Gandhidham: The Central government’s decision to ban wheat exports has had a cascading effect on the transport and shipping business. In Kandla-Gandhidham, the transport industry is suffering a loss of Rs 3 crore a day, because more than 5,000 trucks are stranded with wheat, as there is no place to unload and exporters are not taking calls.
Not a single dry cargo godown is empty, because of which wheat for exports is lying in trucks, and some 5,000 to 6,000 trucks are waiting outside the Kandla ports, in Gandhidham; if daily waiting charges are calculated, truck owners are facing a minimum Rs 3 crore loss, said Satvir Singh Lohan, Secretary of the Gandhidham Goods Transport Association.
The tragedy of transporters is that export parties have stopped taking calls from transporters, it has created a dilemma in the minds of transporters, whether they will pay for waiting for charges or not, and if the exporter does not call back goods who will pay for transport charges and what to do with wheat stock, questions Lohan.

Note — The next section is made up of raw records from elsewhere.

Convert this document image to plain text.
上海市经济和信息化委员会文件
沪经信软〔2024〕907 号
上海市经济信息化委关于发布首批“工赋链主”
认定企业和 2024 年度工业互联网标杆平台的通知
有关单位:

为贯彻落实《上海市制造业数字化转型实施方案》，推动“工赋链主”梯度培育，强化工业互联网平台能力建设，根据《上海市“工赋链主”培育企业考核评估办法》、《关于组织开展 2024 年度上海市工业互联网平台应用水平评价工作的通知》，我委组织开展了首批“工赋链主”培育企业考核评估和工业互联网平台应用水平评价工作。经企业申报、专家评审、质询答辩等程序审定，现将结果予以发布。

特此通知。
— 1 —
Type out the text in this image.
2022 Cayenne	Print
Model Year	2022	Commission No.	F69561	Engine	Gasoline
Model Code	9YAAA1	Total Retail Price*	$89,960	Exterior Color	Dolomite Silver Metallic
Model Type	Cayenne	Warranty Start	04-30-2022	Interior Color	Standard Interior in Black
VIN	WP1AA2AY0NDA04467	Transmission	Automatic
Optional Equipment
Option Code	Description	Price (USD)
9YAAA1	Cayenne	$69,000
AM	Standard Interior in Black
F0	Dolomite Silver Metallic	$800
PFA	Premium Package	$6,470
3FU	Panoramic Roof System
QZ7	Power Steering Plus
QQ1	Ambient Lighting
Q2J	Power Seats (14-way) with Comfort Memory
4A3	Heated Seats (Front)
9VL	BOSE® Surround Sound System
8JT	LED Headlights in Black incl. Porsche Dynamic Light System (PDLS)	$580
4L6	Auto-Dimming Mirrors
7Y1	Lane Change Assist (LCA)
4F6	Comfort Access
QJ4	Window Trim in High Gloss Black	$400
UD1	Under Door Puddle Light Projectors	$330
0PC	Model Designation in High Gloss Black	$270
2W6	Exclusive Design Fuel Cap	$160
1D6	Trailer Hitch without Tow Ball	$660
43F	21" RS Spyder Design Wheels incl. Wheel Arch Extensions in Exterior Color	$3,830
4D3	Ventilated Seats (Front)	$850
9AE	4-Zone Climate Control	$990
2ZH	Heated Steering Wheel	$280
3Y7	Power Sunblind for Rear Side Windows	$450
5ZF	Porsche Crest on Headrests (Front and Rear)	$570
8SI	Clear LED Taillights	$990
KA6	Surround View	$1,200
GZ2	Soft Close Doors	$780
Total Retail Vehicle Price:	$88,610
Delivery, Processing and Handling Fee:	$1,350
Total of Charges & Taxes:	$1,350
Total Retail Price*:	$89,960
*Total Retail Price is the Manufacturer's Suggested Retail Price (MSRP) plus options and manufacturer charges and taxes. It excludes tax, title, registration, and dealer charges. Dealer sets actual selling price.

According to Lohan’s information, Deendayal Port Authority (Kandla Port) has asked seven ships to vacate the jetty and return to the high sea and were not allowed to load wheat. The port authority’s traffic manager G R V Prasad Rao has not responded to questions asked by IANS. If these vessels are stranded high in the sea, the demurrage charges will run into crores of rupees, and hundreds of crores, if loading does not resume in the same quantity soon.
Alone in stranded trucks, some 2.5 to 3 lakh Metric tons of wheat is stuck, if the godown and warehouse stock is calculated, it can touch one and a half to two million metric tons, estimates Rakesh Gurjar from G S Infra port, a Customs broker.
“Situation will improve once clarification on notification comes, it can’t be called the blanket ban on wheat exports, on the contrary, it is channelised export, because notification allows exports to needy nations, but exporters have to get prior permission from the government of India,” said Biren Vakil, Commodity consultant.
He also presumes that sooner or later the government will have to relax export norms because across the world wheat production is going to drop, the reason is weather and fewer rains, exports from Ukraine have dwindled, and major nations will be importing wheat this year, the demand is to be met by one or the other nation.
India has banned exports of wheat effective immediately, citing a risk to food security, partly due to the war in Ukraine and as a scorching heatwave curtailed output and domestic prices hit a record high. However, in a related development, the Centre on Tuesday announced some relaxation in wheat export.
It has now decided that wherever wheat consignments have been handed over to Customs for examination and have been registered into their systems on or prior to May 13, such consignments would be allowed to be exported.